Posted by Guest on Nov. 18, 2010 @ 12:02 pm

I'm sure Sweet was equally peeved to find herself losing the D10 race, Guest. I certainly have heard as much from Marlene Tran, who found herself in first place for a while, in terms of first choice votes.

The difference, in terms of my reporting on Reilly's comments and not Sweet's (if that's what your comment is about) is that Sweet was not in second place, when it came to the ranked choice voting calculations, whereas Reilly was.

Posted by sarah on Nov. 18, 2010 @ 12:03 pm

It is a common misconception that the candidate who loses in the last round comes in second place. In an RCV race, the correct way to determine second place is to exclude the winner and then rerun the entire RCV tally. In the D10 race, with Cohen excluded, Sweet wins.

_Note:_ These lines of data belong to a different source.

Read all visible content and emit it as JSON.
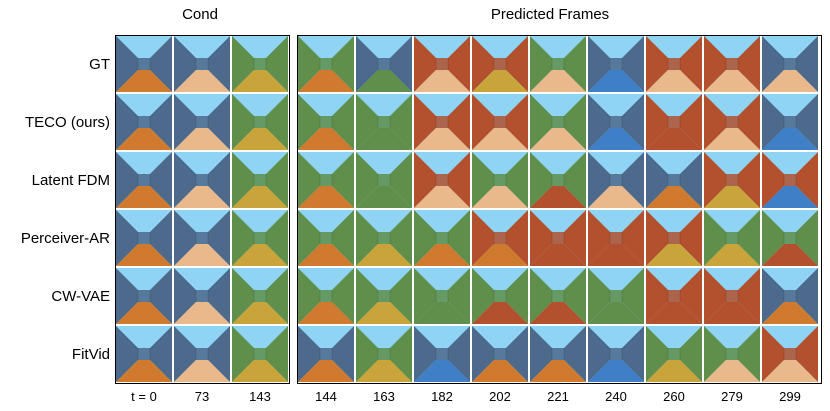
{
  "headers": {
    "cond": "Cond",
    "predicted": "Predicted Frames"
  },
  "rows": [
    {
      "label": "GT",
      "frames": [
        "ob",
        "bp",
        "gy",
        "gb",
        "bg",
        "rp",
        "ry",
        "ga",
        "bs",
        "rp",
        "rp",
        "bp"
      ]
    },
    {
      "label": "TECO (ours)",
      "frames": [
        "ob",
        "bp",
        "gy",
        "gb",
        "gg",
        "rp",
        "rp",
        "ga",
        "bs",
        "rr",
        "rp",
        "bs"
      ]
    },
    {
      "label": "Latent FDM",
      "frames": [
        "ob",
        "bp",
        "gy",
        "gb",
        "gg",
        "rp",
        "gp",
        "gw",
        "ba",
        "sb",
        "ry",
        "rs"
      ]
    },
    {
      "label": "Perceiver-AR",
      "frames": [
        "ob",
        "bp",
        "gy",
        "gb",
        "gy",
        "gb",
        "rb",
        "rw",
        "rw",
        "ry",
        "gy",
        "gw"
      ]
    },
    {
      "label": "CW-VAE",
      "frames": [
        "ob",
        "bp",
        "gy",
        "gb",
        "gy",
        "gg",
        "gw",
        "gw",
        "gl",
        "rd",
        "rd",
        "oo"
      ]
    },
    {
      "label": "FitVid",
      "frames": [
        "ob",
        "bp",
        "gy",
        "bb",
        "gy",
        "bs",
        "sb",
        "bb",
        "ss",
        "gy",
        "gp",
        "rp"
      ]
    }
  ],
  "timesteps": [
    "t = 0",
    "73",
    "143",
    "144",
    "163",
    "182",
    "202",
    "221",
    "240",
    "260",
    "279",
    "299"
  ],
  "colors": {
    "sky": "#8fd3f5",
    "blue_wall": "#4d6a8c",
    "red_wall": "#b3502e",
    "green_wall": "#5f8f4a",
    "orange_floor": "#cf7a2e",
    "peach_floor": "#e9b98c",
    "yellow_floor": "#c9a43a",
    "blue_floor": "#3f7fc8"
  },
  "icons": [
    "maze-frame-thumbnail"
  ]
}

Kelly survived until the last round because he was the strongest opposition to Cohen, but not the second strongest overall. Sweet and Cohen had a lot of supporting voters in common. So Sweet was eliminated earlier than Kelly because more Sweet votes than Kelly votes were still counting for Cohen.

That is a subtlety of RCV that is important to keep in mind when interpreting the results.

Posted by Guest on Nov. 23, 2010 @ 3:09 pm

@ nameless guest. usually ignore those who dare not speak their name, but yes, probably, same as I would have if Rafi had 'won', but at least he wouldn't have started out already co-opted and beholden to the extent that Wiener will. The proof of the pudding will be in the eating and I don't expect it to very palatable.

Posted by Guest. Patrick Monk.RN on Nov. 18, 2010 @ 2:24 pm

Let me guess, over 50 years of age, still renting and angry at the world that you do not own your own house, scared that you will not have enough put away for retirement.